Martin Mull, who passed away on Thursday, June 27, was a comedy icon dating back to the late 1970s. So many people assumed that at some point he must have hosted Saturday Night Live, or at least made an appearance on the show.

He did not. But he came very close.

As Mull recalled in a 2014 interview with Norm Macdonald, he was actually hired by Lorne Michaels to be a part of SNL’s landmark first season—only to walk away after his first day on the job.

“When Lorne [Michaels] put Saturday Night Live together initially with Aykroyd and Belushi and Gilda and everyone like that, my name was in the hopper,” Mull explained. 

Mull performed comedic songs as part of his standup act, and Michaels apparently saw potential in his musical ability. As Mull recalled to Macdonald, “[Lorne’s] thought was ‘Aha! Martin, you can be bandleader, you could be in the band…. And most of the time you’ll play with the band, and then maybe now and then we’ll put you in a sketch or something.’” 

Mull, who was a self-taught musician, accepted the job. But he quickly felt he was in over his head. 

“I went to the first rehearsal and there were these monster players in the band. I remember sitting next to Howard Johnson, the tuba and horn player. And they pull out these sheets of music. And I don’t read music. So I look at this thing and all I know is that there were rat races on this thing with ink on their little paws, and I had no idea what anything was… and I basically had to bow out. I said, ‘I can’t possibly do this. I can’t even fake it.’”

Asked if he’d never been asked to host because of that, Mull responded, “I don’t know if that had anything to do with it. Probably.

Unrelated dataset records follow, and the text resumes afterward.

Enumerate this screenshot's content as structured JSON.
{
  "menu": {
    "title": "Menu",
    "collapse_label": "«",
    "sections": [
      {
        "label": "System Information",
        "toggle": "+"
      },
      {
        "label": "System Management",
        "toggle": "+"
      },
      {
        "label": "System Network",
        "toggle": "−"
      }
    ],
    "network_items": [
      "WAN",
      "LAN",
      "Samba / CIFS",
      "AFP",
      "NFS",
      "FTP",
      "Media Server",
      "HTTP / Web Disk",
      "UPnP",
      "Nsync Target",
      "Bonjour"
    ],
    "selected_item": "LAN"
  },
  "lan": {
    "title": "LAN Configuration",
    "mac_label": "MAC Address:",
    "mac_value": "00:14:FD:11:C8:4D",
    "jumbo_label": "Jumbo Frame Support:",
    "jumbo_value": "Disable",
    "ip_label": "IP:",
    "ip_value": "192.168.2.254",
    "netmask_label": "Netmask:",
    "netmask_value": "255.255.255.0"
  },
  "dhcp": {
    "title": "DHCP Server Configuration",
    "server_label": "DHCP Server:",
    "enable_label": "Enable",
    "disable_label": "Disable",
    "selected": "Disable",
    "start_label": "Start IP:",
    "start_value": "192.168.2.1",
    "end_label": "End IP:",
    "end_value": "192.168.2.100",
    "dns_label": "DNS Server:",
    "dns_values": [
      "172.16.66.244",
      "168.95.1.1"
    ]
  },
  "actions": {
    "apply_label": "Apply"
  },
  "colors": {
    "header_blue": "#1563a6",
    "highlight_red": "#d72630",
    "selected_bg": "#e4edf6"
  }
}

Or [I was] just not enough of a name to justify it.”

Ultimately it was Paul Shaffer who would end up assuming the role that Michaels had originally envisioned for Mull. Shaffer was a member of SNL’s house band from 1975 to 1980, making occasional sketch appearances on the show. (He was credited as a featured player during the show’s 1979-1980 season.)

A year after walking away from Saturday Night Live, Mull was cast in a supporting role on Mary Hartman, Mary Hartman, which led to a starring role opposite Fred Willard in the 1977 talk show parody Fernwood 2 Night, and countless other roles on film and television over the next 40-plus years.

Although he was quick to minimize his musical abilities, Mull saw success in that realm, too, releasing a series of albums on the Capricorn, ABC, and Elektra labels.

Mull is survived by his wife Wendy Haas, also a musician, and their daughter Maggie.